Some IP cannot be sold
EA Sports, Richard Garriot, and Creative Assembly all have something in common: no one would buy their games if made by anyone else. I can’t imagine Total War being made by anyone other than Creative Assembly, nor can I imagine an Ultima without Lord British. I don’t even know the individual games under the EA Sports line, but I mostly assume they’re the same with a different celebrity every single year.
When games are so associated with who created them, then the value of the individual IP can be quite low, as the marketing of these games depends on the name of the original publisher or developer. If another publisher was to pick up the EA Sports line, and brand it, as say, Ubisoft Sports, then I’m not sure if anyone would buy it.
Despite this, the value of these types of gaming franchises is high to the original creators.

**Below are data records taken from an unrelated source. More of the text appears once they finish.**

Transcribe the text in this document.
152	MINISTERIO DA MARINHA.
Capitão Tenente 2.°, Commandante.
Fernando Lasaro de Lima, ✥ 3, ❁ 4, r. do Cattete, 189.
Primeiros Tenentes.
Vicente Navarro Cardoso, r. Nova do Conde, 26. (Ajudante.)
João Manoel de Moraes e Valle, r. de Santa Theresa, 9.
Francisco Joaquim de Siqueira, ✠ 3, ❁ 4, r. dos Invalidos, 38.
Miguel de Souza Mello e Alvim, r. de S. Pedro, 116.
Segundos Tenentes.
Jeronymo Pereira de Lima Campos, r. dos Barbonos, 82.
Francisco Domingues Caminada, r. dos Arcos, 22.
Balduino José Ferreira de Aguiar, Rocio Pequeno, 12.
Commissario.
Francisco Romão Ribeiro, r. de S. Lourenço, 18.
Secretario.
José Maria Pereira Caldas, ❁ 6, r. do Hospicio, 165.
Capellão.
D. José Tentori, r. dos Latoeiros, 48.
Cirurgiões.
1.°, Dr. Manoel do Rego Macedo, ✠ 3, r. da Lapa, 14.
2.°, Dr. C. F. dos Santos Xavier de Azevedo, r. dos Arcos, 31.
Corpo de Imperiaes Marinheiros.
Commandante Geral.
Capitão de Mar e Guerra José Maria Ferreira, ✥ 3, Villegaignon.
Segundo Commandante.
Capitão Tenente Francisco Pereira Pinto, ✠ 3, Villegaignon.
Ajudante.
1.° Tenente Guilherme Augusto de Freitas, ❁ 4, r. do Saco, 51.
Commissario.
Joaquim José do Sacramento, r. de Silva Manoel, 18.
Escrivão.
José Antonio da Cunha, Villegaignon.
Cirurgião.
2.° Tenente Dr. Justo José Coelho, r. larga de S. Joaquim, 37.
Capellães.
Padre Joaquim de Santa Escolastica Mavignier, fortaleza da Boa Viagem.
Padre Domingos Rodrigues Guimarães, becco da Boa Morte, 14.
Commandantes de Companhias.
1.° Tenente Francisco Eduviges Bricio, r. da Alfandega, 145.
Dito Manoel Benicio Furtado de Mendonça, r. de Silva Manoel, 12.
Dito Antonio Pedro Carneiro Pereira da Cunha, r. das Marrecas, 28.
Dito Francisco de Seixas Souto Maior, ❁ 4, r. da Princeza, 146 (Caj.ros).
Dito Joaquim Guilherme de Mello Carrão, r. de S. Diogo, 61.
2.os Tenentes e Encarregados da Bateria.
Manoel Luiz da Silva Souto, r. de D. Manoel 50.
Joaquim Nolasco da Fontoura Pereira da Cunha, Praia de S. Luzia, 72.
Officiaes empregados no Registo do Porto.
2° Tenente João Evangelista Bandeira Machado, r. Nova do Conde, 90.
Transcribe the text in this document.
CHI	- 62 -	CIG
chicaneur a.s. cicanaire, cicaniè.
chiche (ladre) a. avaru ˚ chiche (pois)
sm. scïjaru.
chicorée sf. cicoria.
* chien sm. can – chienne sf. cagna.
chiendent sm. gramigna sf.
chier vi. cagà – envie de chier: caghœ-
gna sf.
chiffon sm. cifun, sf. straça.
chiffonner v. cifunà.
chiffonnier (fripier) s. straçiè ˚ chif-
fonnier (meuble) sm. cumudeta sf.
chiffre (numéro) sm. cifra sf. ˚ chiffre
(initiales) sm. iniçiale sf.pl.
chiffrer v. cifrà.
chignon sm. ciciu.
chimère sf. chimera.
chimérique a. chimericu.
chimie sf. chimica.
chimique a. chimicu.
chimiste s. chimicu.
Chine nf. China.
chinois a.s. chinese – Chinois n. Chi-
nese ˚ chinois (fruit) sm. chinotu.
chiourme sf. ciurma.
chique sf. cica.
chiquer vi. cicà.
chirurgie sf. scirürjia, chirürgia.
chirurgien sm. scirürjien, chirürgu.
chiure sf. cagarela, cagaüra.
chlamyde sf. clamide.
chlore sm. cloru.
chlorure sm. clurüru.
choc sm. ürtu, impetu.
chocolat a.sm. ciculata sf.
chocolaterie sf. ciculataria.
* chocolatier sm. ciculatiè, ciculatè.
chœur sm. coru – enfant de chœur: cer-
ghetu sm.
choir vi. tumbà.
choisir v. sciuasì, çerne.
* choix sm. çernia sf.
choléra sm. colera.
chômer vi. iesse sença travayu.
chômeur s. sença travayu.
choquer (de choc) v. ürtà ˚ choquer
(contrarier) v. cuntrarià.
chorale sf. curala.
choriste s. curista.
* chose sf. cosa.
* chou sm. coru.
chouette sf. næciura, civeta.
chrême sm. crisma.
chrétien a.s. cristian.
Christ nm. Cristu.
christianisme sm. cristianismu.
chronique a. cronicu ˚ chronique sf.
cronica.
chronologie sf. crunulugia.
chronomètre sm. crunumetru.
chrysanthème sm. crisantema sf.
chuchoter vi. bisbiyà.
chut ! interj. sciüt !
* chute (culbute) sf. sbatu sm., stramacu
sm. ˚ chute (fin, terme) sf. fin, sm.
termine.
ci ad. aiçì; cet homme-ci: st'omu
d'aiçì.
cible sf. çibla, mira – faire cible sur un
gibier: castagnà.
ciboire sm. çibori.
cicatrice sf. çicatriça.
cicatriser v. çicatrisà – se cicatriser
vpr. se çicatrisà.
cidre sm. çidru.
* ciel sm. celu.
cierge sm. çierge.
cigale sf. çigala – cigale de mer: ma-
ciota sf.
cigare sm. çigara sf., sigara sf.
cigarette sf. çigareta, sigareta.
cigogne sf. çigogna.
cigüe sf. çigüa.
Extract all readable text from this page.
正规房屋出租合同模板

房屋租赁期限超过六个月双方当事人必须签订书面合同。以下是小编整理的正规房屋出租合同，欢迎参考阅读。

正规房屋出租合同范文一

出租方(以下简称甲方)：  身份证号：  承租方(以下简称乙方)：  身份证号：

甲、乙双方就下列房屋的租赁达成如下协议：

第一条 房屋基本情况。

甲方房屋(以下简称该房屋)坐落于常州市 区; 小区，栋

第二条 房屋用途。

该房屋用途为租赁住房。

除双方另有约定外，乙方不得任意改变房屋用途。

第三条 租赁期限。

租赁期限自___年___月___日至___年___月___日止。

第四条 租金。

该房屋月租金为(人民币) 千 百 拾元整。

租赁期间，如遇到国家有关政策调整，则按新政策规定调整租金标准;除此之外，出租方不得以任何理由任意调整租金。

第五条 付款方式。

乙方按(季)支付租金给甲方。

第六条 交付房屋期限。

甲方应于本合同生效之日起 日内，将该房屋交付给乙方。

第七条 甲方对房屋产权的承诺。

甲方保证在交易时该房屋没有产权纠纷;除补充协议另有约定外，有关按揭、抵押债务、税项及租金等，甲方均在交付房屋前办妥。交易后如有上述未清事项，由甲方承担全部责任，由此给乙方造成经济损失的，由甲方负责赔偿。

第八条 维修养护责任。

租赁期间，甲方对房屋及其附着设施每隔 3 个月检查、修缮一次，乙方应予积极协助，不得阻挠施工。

Lord British has made almost an entire career out of Ultima. But if the games ever get separated from their creator, they can tank quite badly.
Bankruptcy can breathe new life into a franchise
A publisher’s bankruptcy isn’t all bad, however. Sadly, many publishers have a thing for acquiring gaming properties and just doing nothing with them. This is most often caused by competition and conflict between IPs.
Disney bought LucasArts in 2012, and so acquired Monkey Island. However, Disney also owns Pirates of the Caribbean, which is where all its recent piratey-themed gaming efforts have gone. While the original creator of Monkey Island, Ron Gilbert, is looking to license the series from Disney, it’s quite possible that it will stay locked away in a dusty vault.
Homeworld is another example, yet a more hopeful one. In the eyes of many, Homeworld was one of the best RTS’ ever released. Homeworld 2 was released in 2003, but under THQ, saw no real movement since. Relic was, presumably, occupied with another RTS—Dawn of War. And this is of course, despite the fact that Homeworld was a much better game (You’re fired. –Ed). The two were in competition, and due to Games Workshop’s name and clout, Dawn of War was the more profitable game, so Homeworld got left by the wayside.
However, as Gearbox’s recent acquisition of Homeworld after THQ’s bankruptcy shows, there may be hope yet. Sometimes a bankruptcy is good for shaking up the market and putting IPs in the hands of publishers who might have an incentive to develop them. Let’s just hope Gearbox does something with it.